Comparative Analysis of Feature Selection Methods with XGBoost for Malware Detection on the Drebin Dataset

Ines Aulia Latifah; Fauzi Adi Rafrastara; Jevan Bintoro; Wildanil Ghozi; Waleed Mahgoub Osman

doi:10.32736/sisfokom.v13i3.2294

Authors

Ines Aulia Latifah Department of Informatics Engineering, Faculty of Computer Science, Universitas Dian Nuswantoro, Indonesia
Fauzi Adi Rafrastara Department of Informatics Engineering, Faculty of Computer Science, Universitas Dian Nuswantoro, Indonesia
Jevan Bintoro Department of Informatics Engineering, Faculty of Computer Science, Universitas Dian Nuswantoro, Indonesia
Wildanil Ghozi Department of Informatics Engineering, Faculty of Computer Science, Universitas Dian Nuswantoro, Indonesia
Waleed Mahgoub Osman Mathematics Department, College of Education Sudan University od Science and Technology

DOI:

https://doi.org/10.32736/sisfokom.v13i3.2294

Keywords:

android malware detection, drebin, information gain, XGBoost, machine learning

Abstract

Malware, or malicious software, continues to evolve alongside increasing cyberattacks targeting individual devices and critical infrastructure. Traditional detection methods, such as signature-based detection, are often ineffective against new or polymorphic malware. Therefore, advanced malware detection methods are increasingly needed to counter these evolving threats.
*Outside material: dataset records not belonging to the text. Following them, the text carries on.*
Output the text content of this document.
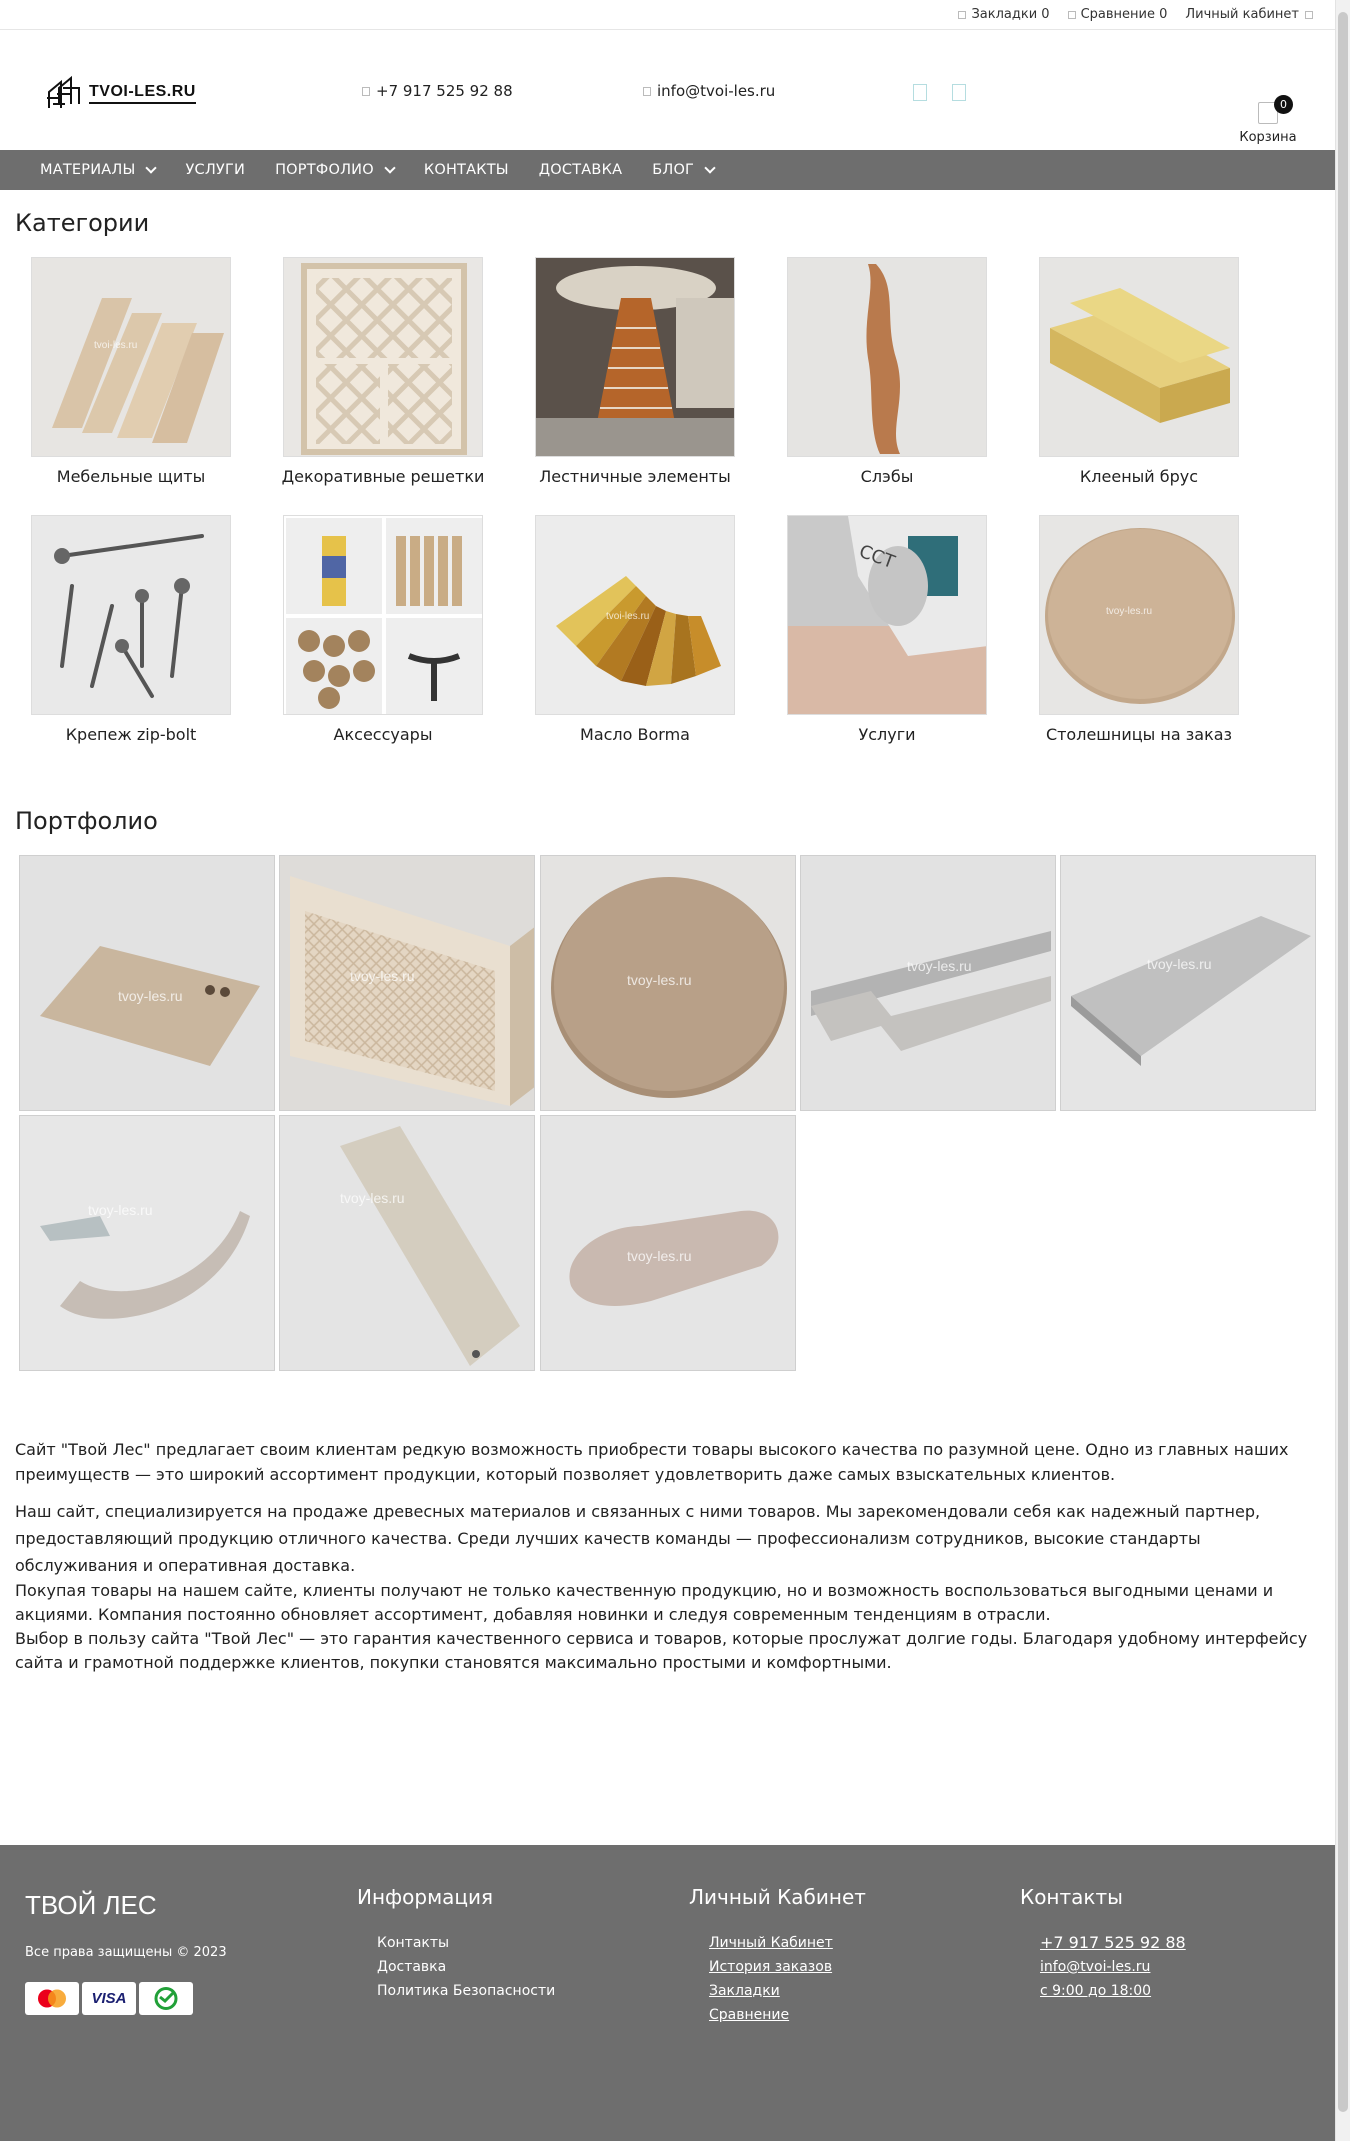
Закладки 0 Сравнение 0 Личный кабинет
TVOI-LES.RU	+7 917 525 92 88	info@tvoi-les.ru
0
Корзина
МАТЕРИАЛЫ	УСЛУГИ ПОРТФОЛИО	КОНТАКТЫ ДОСТАВКА БЛОГ
Категории
tvoi-les.ru
Мебельные щиты	Декоративные решетки	Лестничные элементы	Слэбы	Клееный брус
Крепеж zip-bolt	Аксессуары
tvoi-les.ru
Масло Borma
CCT
Услуги
tvoy-les.ru
Столешницы на заказ
Портфолио
tvoy-les.ru
tvoy-les.ru	tvoy-les.ru
tvoy-les.ru	tvoy-les.ru
tvoy-les.ru
tvoy-les.ru
tvoy-les.ru

Сайт "Твой Лес" предлагает своим клиентам редкую возможность приобрести товары высокого качества по разумной цене. Одно из главных наших преимуществ — это широкий ассортимент продукции, который позволяет удовлетворить даже самых взыскательных клиентов.

Наш сайт, специализируется на продаже древесных материалов и связанных с ними товаров. Мы зарекомендовали себя как надежный партнер, предоставляющий продукцию отличного качества. Среди лучших качеств команды — профессионализм сотрудников, высокие стандарты обслуживания и оперативная доставка.

Покупая товары на нашем сайте, клиенты получают не только качественную продукцию, но и возможность воспользоваться выгодными ценами и акциями. Компания постоянно обновляет ассортимент, добавляя новинки и следуя современным тенденциям в отрасли.

Выбор в пользу сайта "Твой Лес" — это гарантия качественного сервиса и товаров, которые прослужат долгие годы. Благодаря удобному интерфейсу сайта и грамотной поддержке клиентов, покупки становятся максимально простыми и комфортными.

ТВОЙ ЛЕС
Все права защищены © 2023
VISA
Информация
Контакты
Доставка
Политика Безопасности
Личный Кабинет
Личный Кабинет
История заказов
Закладки
Сравнение
Контакты
+7 917 525 92 88
info@tvoi-les.ru
с 9:00 до 18:00
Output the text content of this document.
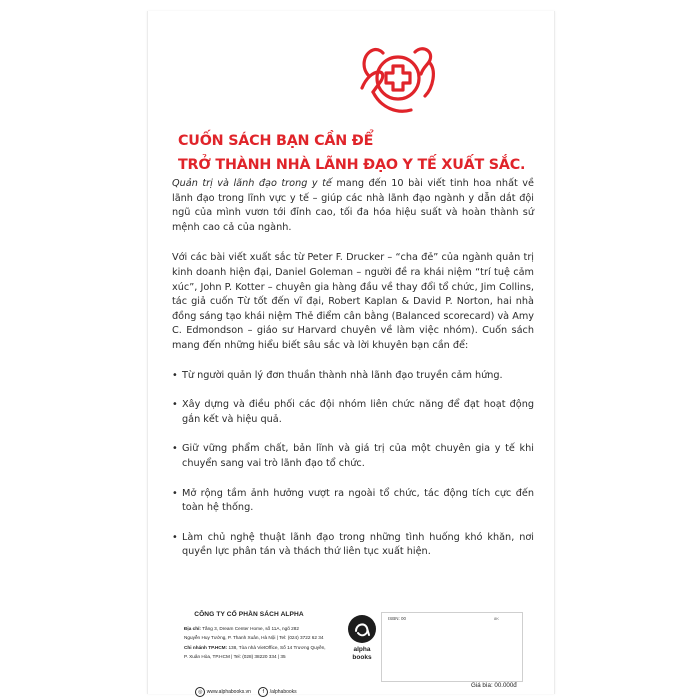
CUỐN SÁCH BẠN CẦN ĐỂ
TRỞ THÀNH NHÀ LÃNH ĐẠO Y TẾ XUẤT SẮC.

Quản trị và lãnh đạo trong y tế mang đến 10 bài viết tinh hoa nhất về lãnh đạo trong lĩnh vực y tế – giúp các nhà lãnh đạo ngành y dẫn dắt đội ngũ của mình vươn tới đỉnh cao, tối đa hóa hiệu suất và hoàn thành sứ mệnh cao cả của ngành.

Với các bài viết xuất sắc từ Peter F. Drucker – “cha đẻ” của ngành quản trị kinh doanh hiện đại, Daniel Goleman – người đề ra khái niệm “trí tuệ cảm xúc”, John P. Kotter – chuyên gia hàng đầu về thay đổi tổ chức, Jim Collins, tác giả cuốn Từ tốt đến vĩ đại, Robert Kaplan & David P. Norton, hai nhà đồng sáng tạo khái niệm Thẻ điểm cân bằng (Balanced scorecard) và Amy C. Edmondson – giáo sư Harvard chuyên về làm việc nhóm). Cuốn sách mang đến những hiểu biết sâu sắc và lời khuyên bạn cần để:

• Từ người quản lý đơn thuần thành nhà lãnh đạo truyền cảm hứng.
• Xây dựng và điều phối các đội nhóm liên chức năng để đạt hoạt động gắn kết và hiệu quả.
• Giữ vững phẩm chất, bản lĩnh và giá trị của một chuyên gia y tế khi chuyển sang vai trò lãnh đạo tổ chức.
• Mở rộng tầm ảnh hưởng vượt ra ngoài tổ chức, tác động tích cực đến toàn hệ thống.
• Làm chủ nghệ thuật lãnh đạo trong những tình huống khó khăn, nơi quyền lực phân tán và thách thứ liên tục xuất hiện.
CÔNG TY CỔ PHẦN SÁCH ALPHA
Địa chỉ: Tầng 3, Dream Center Home, số 11A, ngõ 282
Nguyễn Huy Tưởng, P. Thanh Xuân, Hà Nội | Tel: (024) 3722 62 34
Chi nhánh TP.HCM: 138, Tòa nhà VietOffice, Số 14 Trương Quyền,
P. Xuân Hòa, TP.HCM | Tel: (028) 38220 334 | 35
◎ www.alphabooks.vn f /alphabooks
alpha
books
ISBN: 00	8K
Giá bìa: 00.000đ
This study aims to compare the performance of various feature selection methods combined with the XGBoost algorithm for malware detection using the Drebin dataset, and to identify the best feature selection method to enhance accuracy and efficiency. The experimental results show that XGBoost with the Information Gain method achieves the highest accuracy of 98.7%, with faster training times than other methods like Chi-Squared and ANOVA, which each achieved an accuracy of 98.3%. Information Gain yielded the best performance in accuracy and training time efficiency, while Chi-Squared and ANOVA offered competitive but slightly lower results. This study highlights that appropriate feature selection within machine learning algorithms can significantly improve malware detection accuracy, potentially aiding in real-world cybersecurity applications to prevent harmful cyberattacks.

References

F. A. Rafrastara, C. Supriyanto, C. Paramita, Y. P. Astuti, and F. Ahmed, “Performance Improvement of Random Forest Algorithm for Malware Detection on Imbalanced Dataset using Random Under-Sampling Method,” J. Inform. J. Pengemb. IT, vol. 8, no. 2, pp. 113–118, May 2023, doi: 10.30591/jpit.v8i2.5207.

Dr. Y. Perwej, S. Qamar Abbas, J. Pratap Dixit, Dr. N. Akhtar, and A. Kumar Jaiswal, “A Systematic Literature Review on the Cyber Security,” Int. J. Sci. Res. Manag., vol. 9, no. 12, pp. 669–710, Dec. 2021, doi: 10.18535/ijsrm/v9i12.ec04.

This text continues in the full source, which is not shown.